Vezir babasını da ikna ederek Şehriyar ile evlenir. Şehrazat, Şehriyar’a her gece bir masal anlatır fakat masalları sabaha karşı en ilginç yerinde keser. Sultan da masalın devamını dinleyebilmek için Şehrazat’ın bir gün daha yaşamasına izin verir. Bir süre sonra Şehriyar daha iyi bir insan ve iyi bir hükümdar olur. Şehrazat’ı öldürmekten vazgeçer. Üç tane oğulları olur ve mutlu bir şekilde yaşamaya devam ederler.

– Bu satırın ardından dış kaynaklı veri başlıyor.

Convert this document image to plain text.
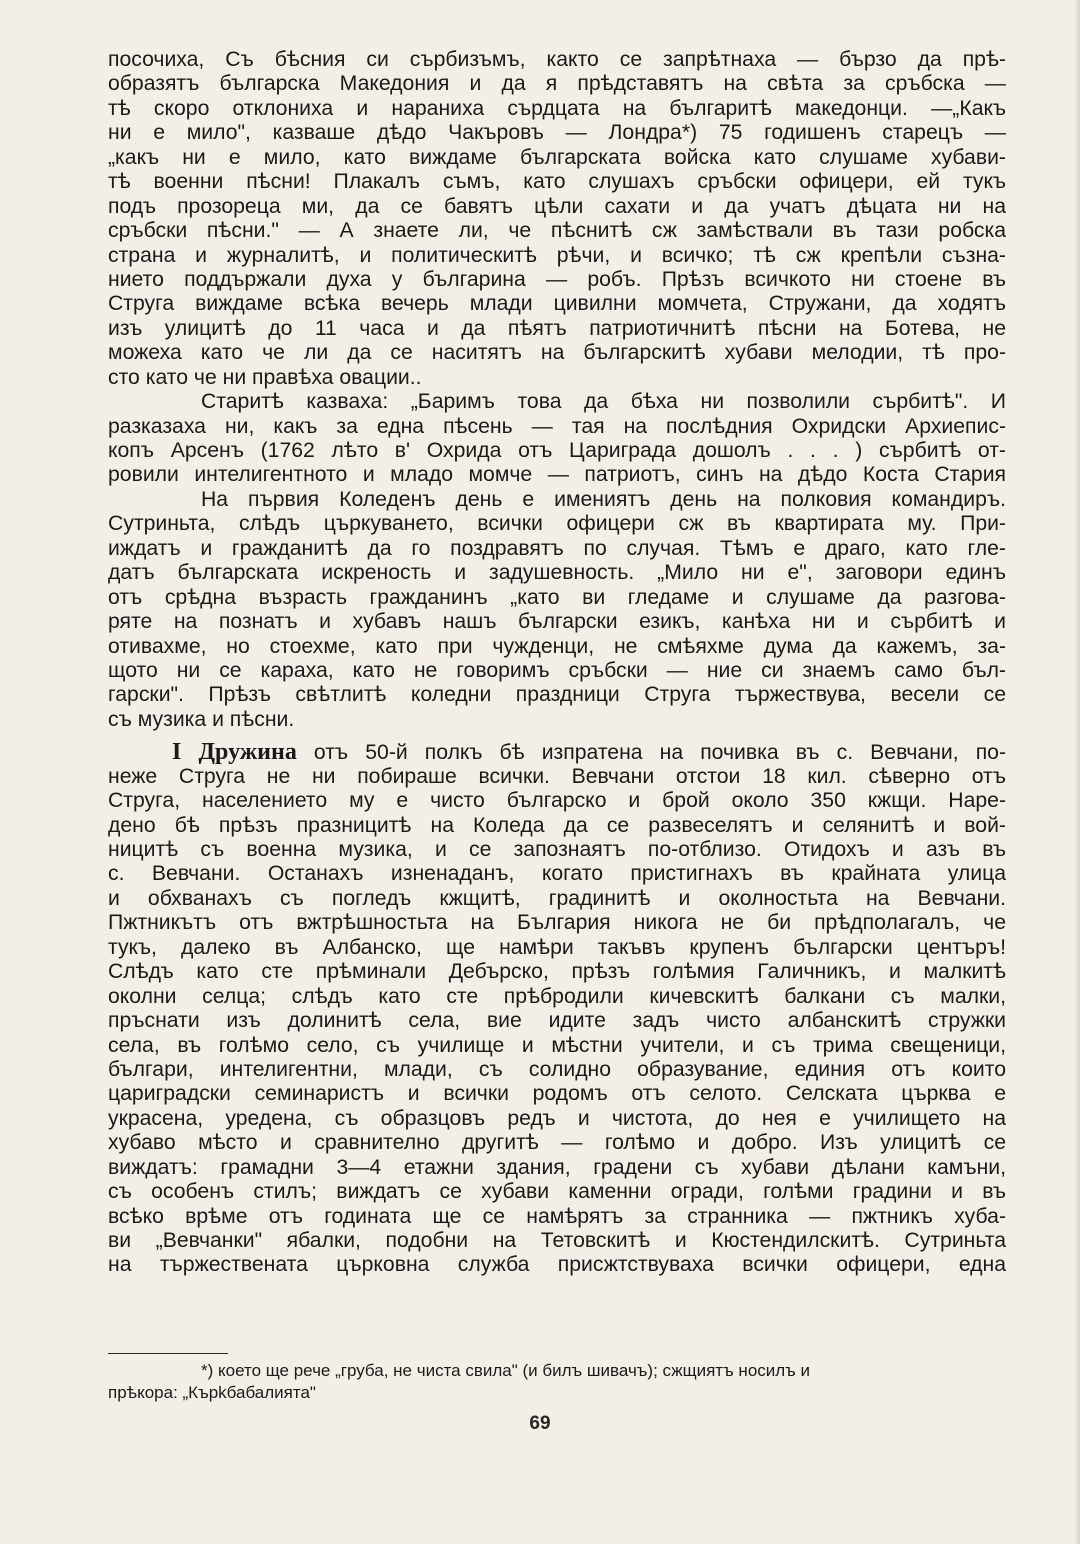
посочиха, Съ бѣсния си сърбизъмъ, както се запрѣтнаха — бързо да прѣ-
образятъ българска Македония и да я прѣдставятъ на свѣта за сръбска —
тѣ скоро отклониха и нараниха сърдцата на българитѣ македонци. —„Какъ
ни е мило", казваше дѣдо Чакъровъ — Лондра*) 75 годишенъ старецъ —
„какъ ни е мило, като виждаме българската войска като слушаме хубави-
тѣ военни пѣсни! Плакалъ съмъ, като слушахъ сръбски офицери, ей тукъ
подъ прозореца ми, да се бавятъ цѣли сахати и да учатъ дѣцата ни на
сръбски пѣсни." — А знаете ли, че пѣснитѣ сж замѣствали въ тази робска
страна и журналитѣ, и политическитѣ рѣчи, и всичко; тѣ сж крепѣли съзна-
нието поддържали духа у българина — робъ. Прѣзъ всичкото ни стоене въ
Струга виждаме всѣка вечерь млади цивилни момчета, Стружани, да ходятъ
изъ улицитѣ до 11 часа и да пѣятъ патриотичнитѣ пѣсни на Ботева, не
можеха като че ли да се наситятъ на българскитѣ хубави мелодии, тѣ про-
сто като че ни правѣха овации..
Старитѣ казваха: „Баримъ това да бѣха ни позволили сърбитѣ". И
разказаха ни, какъ за една пѣсень — тая на послѣдния Охридски Архиепис-
копъ Арсенъ (1762 лѣто в' Охрида отъ Цариграда дошолъ . . . ) сърбитѣ от-
ровили интелигентното и младо момче — патриотъ, синъ на дѣдо Коста Стария
На първия Коледенъ день е имениятъ день на полковия командиръ.
Сутриньта, слѣдъ църкуването, всички офицери сж въ квартирата му. При-
иждатъ и гражданитѣ да го поздравятъ по случая. Тѣмъ е драго, като гле-
датъ българската искреность и задушевность. „Мило ни е", заговори единъ
отъ срѣдна възрасть гражданинъ „като ви гледаме и слушаме да разгова-
ряте на познатъ и хубавъ нашъ български езикъ, канѣха ни и сърбитѣ и
отивахме, но стоехме, като при чужденци, не смѣяхме дума да кажемъ, за-
щото ни се караха, като не говоримъ сръбски — ние си знаемъ само бъл-
гарски". Прѣзъ свѣтлитѣ коледни праздници Струга тържествува, весели се
съ музика и пѣсни.
I Дружина отъ 50-й полкъ бѣ изпратена на почивка въ с. Вевчани, по-
неже Струга не ни побираше всички. Вевчани отстои 18 кил. сѣверно отъ
Струга, населението му е чисто българско и брой около 350 кжщи. Наре-
дено бѣ прѣзъ празницитѣ на Коледа да се развеселятъ и селянитѣ и вой-
ницитѣ съ военна музика, и се запознаятъ по-отблизо. Отидохъ и азъ въ
с. Вевчани. Останахъ изненаданъ, когато пристигнахъ въ крайната улица
и обхванахъ съ погледъ кжщитѣ, градинитѣ и околностьта на Вевчани.
Пжтникътъ отъ вжтрѣшностьта на България никога не би прѣдполагалъ, че
тукъ, далеко въ Албанско, ще намѣри такъвъ крупенъ български центъръ!
Слѣдъ като сте прѣминали Дебърско, прѣзъ голѣмия Галичникъ, и малкитѣ
околни селца; слѣдъ като сте прѣбродили кичевскитѣ балкани съ малки,
пръснати изъ долинитѣ села, вие идите задъ чисто албанскитѣ стружки
села, въ голѣмо село, съ училище и мѣстни учители, и съ трима свещеници,
българи, интелигентни, млади, съ солидно образувание, единия отъ които
цариградски семинаристъ и всички родомъ отъ селото. Селската църква е
украсена, уредена, съ образцовъ редъ и чистота, до нея е училището на
хубаво мѣсто и сравнително другитѣ — голѣмо и добро. Изъ улицитѣ се
виждатъ: грамадни 3—4 етажни здания, градени съ хубави дѣлани камъни,
съ особенъ стилъ; виждатъ се хубави каменни огради, голѣми градини и въ
всѣко врѣме отъ годината ще се намѣрятъ за странника — пжтникъ хуба-
ви „Вевчанки" ябалки, подобни на Тетовскитѣ и Кюстендилскитѣ. Сутриньта
на тържествената църковна служба присжтствуваха всички офицери, една
*) което ще рече „груба, не чиста свила" (и билъ шивачъ); сжщиятъ носилъ и
прѣкора: „Кърkбабалията"
69
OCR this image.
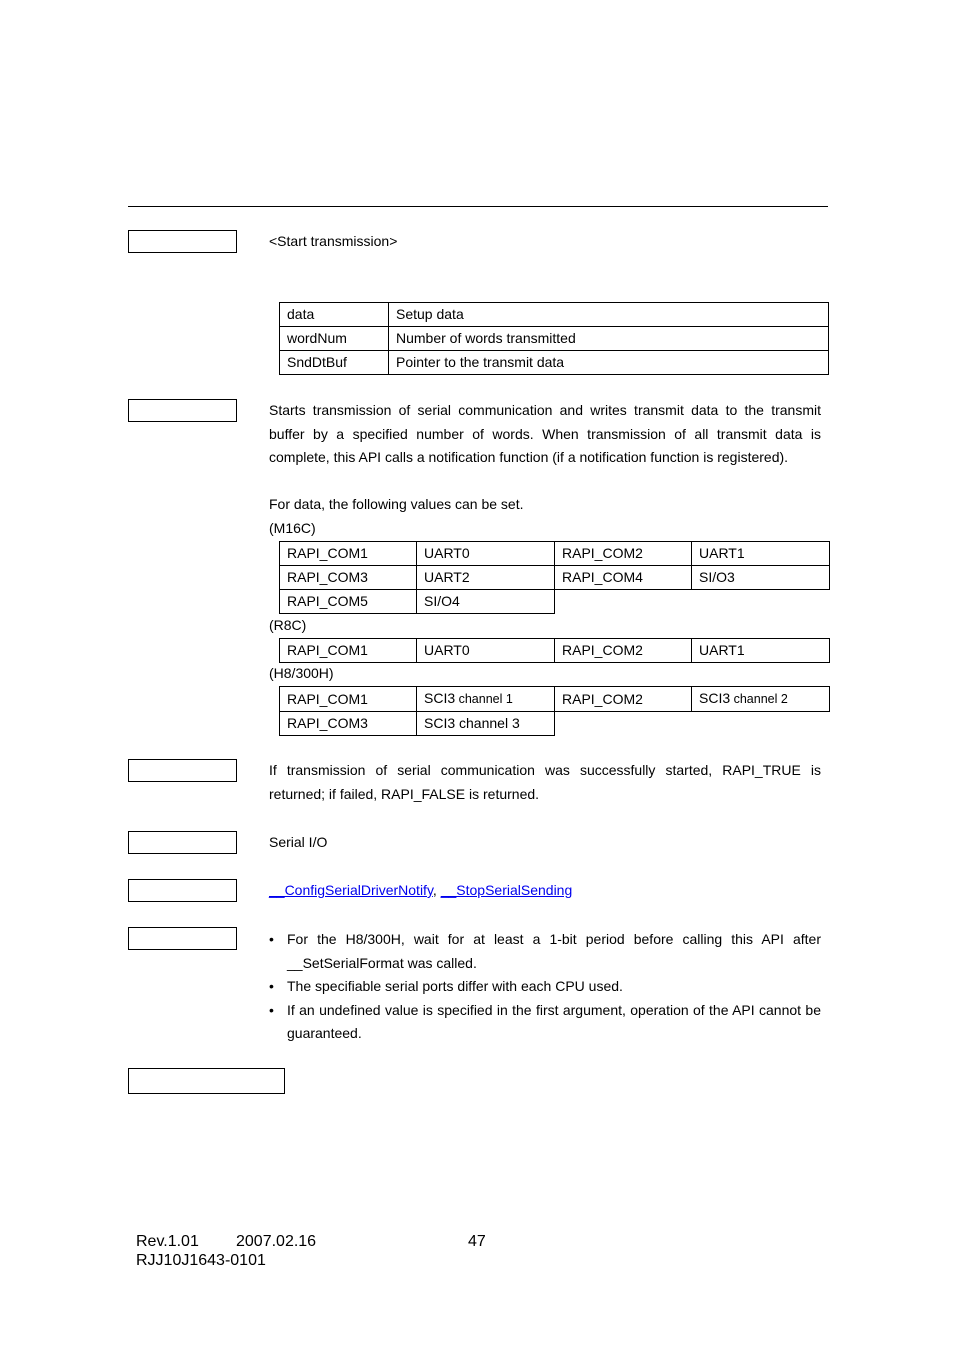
<Start transmission>
data	Setup data
wordNum	Number of words transmitted
SndDtBuf	Pointer to the transmit data
Starts transmission of serial communication and writes transmit data to the transmit buffer by a specified number of words. When transmission of all transmit data is complete, this API calls a notification function (if a notification function is registered).
For data, the following values can be set.
(M16C)
RAPI_COM1	UART0	RAPI_COM2	UART1
RAPI_COM3	UART2	RAPI_COM4	SI/O3
RAPI_COM5	SI/O4		
(R8C)
RAPI_COM1	UART0	RAPI_COM2	UART1
(H8/300H)
RAPI_COM1	SCI3 channel 1	RAPI_COM2	SCI3 channel 2
RAPI_COM3	SCI3 channel 3		
If transmission of serial communication was successfully started, RAPI_TRUE is returned; if failed, RAPI_FALSE is returned.
Serial I/O
__ConfigSerialDriverNotify, __StopSerialSending
• For the H8/300H, wait for at least a 1-bit period before calling this API after __SetSerialFormat was called.
• The specifiable serial ports differ with each CPU used.
• If an undefined value is specified in the first argument, operation of the API cannot be guaranteed.
Rev.1.01 2007.02.16	47
RJJ10J1643-0101
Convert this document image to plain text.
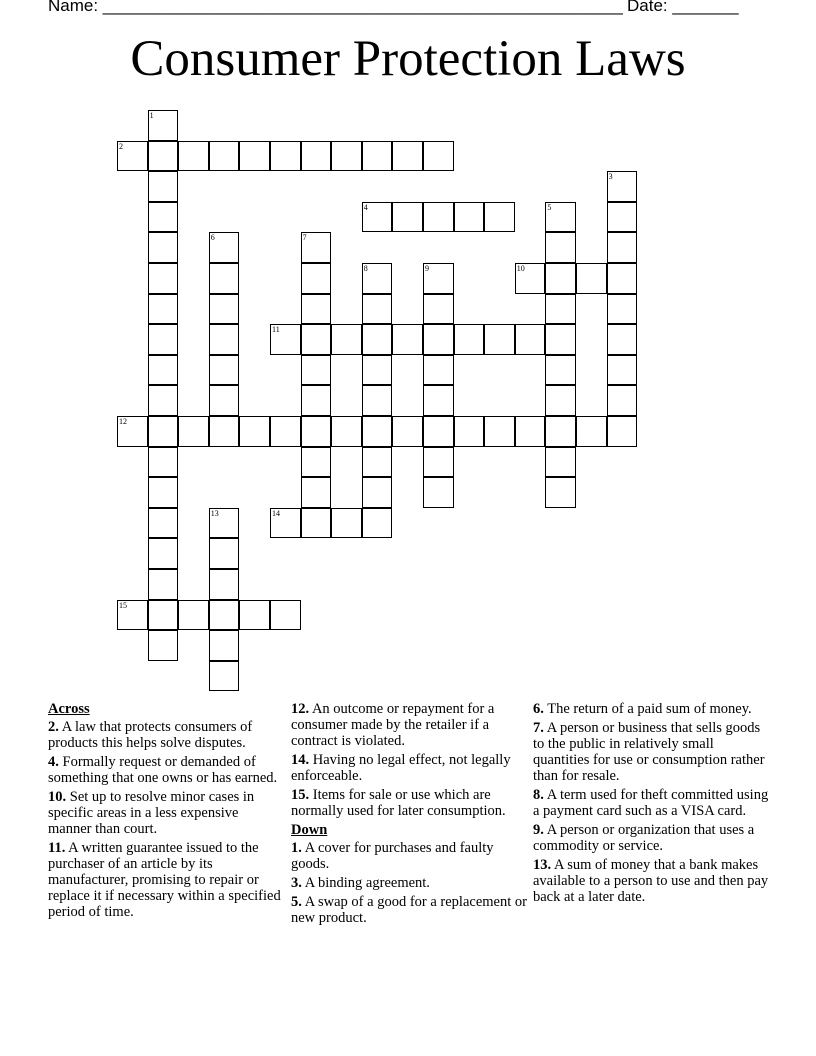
Name: _______________________________________________________ Date: _______
Consumer Protection Laws
1
2
3
4	5
6	7
8	9	10
11
12
13	14
15
Across
2. A law that protects consumers of products this helps solve disputes.
4. Formally request or demanded of something that one owns or has earned.
10. Set up to resolve minor cases in specific areas in a less expensive manner than court.
11. A written guarantee issued to the purchaser of an article by its manufacturer, promising to repair or replace it if necessary within a specified period of time.
12. An outcome or repayment for a consumer made by the retailer if a contract is violated.
14. Having no legal effect, not legally enforceable.
15. Items for sale or use which are normally used for later consumption.
Down
1. A cover for purchases and faulty goods.
3. A binding agreement.
5. A swap of a good for a replacement or new product.
6. The return of a paid sum of money.
7. A person or business that sells goods to the public in relatively small quantities for use or consumption rather than for resale.
8. A term used for theft committed using a payment card such as a VISA card.
9. A person or organization that uses a commodity or service.
13. A sum of money that a bank makes available to a person to use and then pay back at a later date.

Binbir Gece Masalları, Şehrazat’ın Şehriyar’a anlattığı bu masallardan oluşmuştur
Masalın ilk örneklerini Binbir Gece Masalları ile Hint edebiyatının ürünü olan, Beydeba’nın yazdığı Kelile ve
Dimne oluşturur.
Arapça asıl adı “Elf leyle ve leyle” olan bu masal külliyatı, bir çerçeve hikâye içerisinde yer alan pek çok tâli hikâyeden meydana gelmiştir. Çerçeve hikâye kısaca şöyledir: Semerkant Hükümdarı Şahzaman bir gün kardeşi Sâsânî Hükümdarı Şehriyâr’ı görmeye giderken unuttuğu bir şeyi almak üzere geri döndüğünde sarayda karısının ihanetine şahit olur ve onu derhal öldürür. Şehriyâr’ın yanındaki misafirliği sırasında kardeşinin ava gittiği bir gün yengesinin onu daha çirkin bir şekilde aldattığına şahit olur. İki kardeş deniz kenarında gezinirken omuzunda sandıkla bir ifritin denizden çıkması üzerine korkularından bir ağaca tırmanırlar. Ağacın altına gelen ifrit sandıktan bir kadın çıkardıktan sonra uyumaya başlar. İfritin karısı olan bu kadın iki kardeşi görür ve ifriti uyandırmak tehdidinde bulunarak onlarla cinsî ilişki kurarak ifrite ihanet eder. Bunun üzerine iki kardeş bütün kadınların sadakatsizliklerine kanaat getirir. Bu sebeple Sâsânî Hükümdarı Şehriyâr sarayına döner dönmez karısını öldürtür.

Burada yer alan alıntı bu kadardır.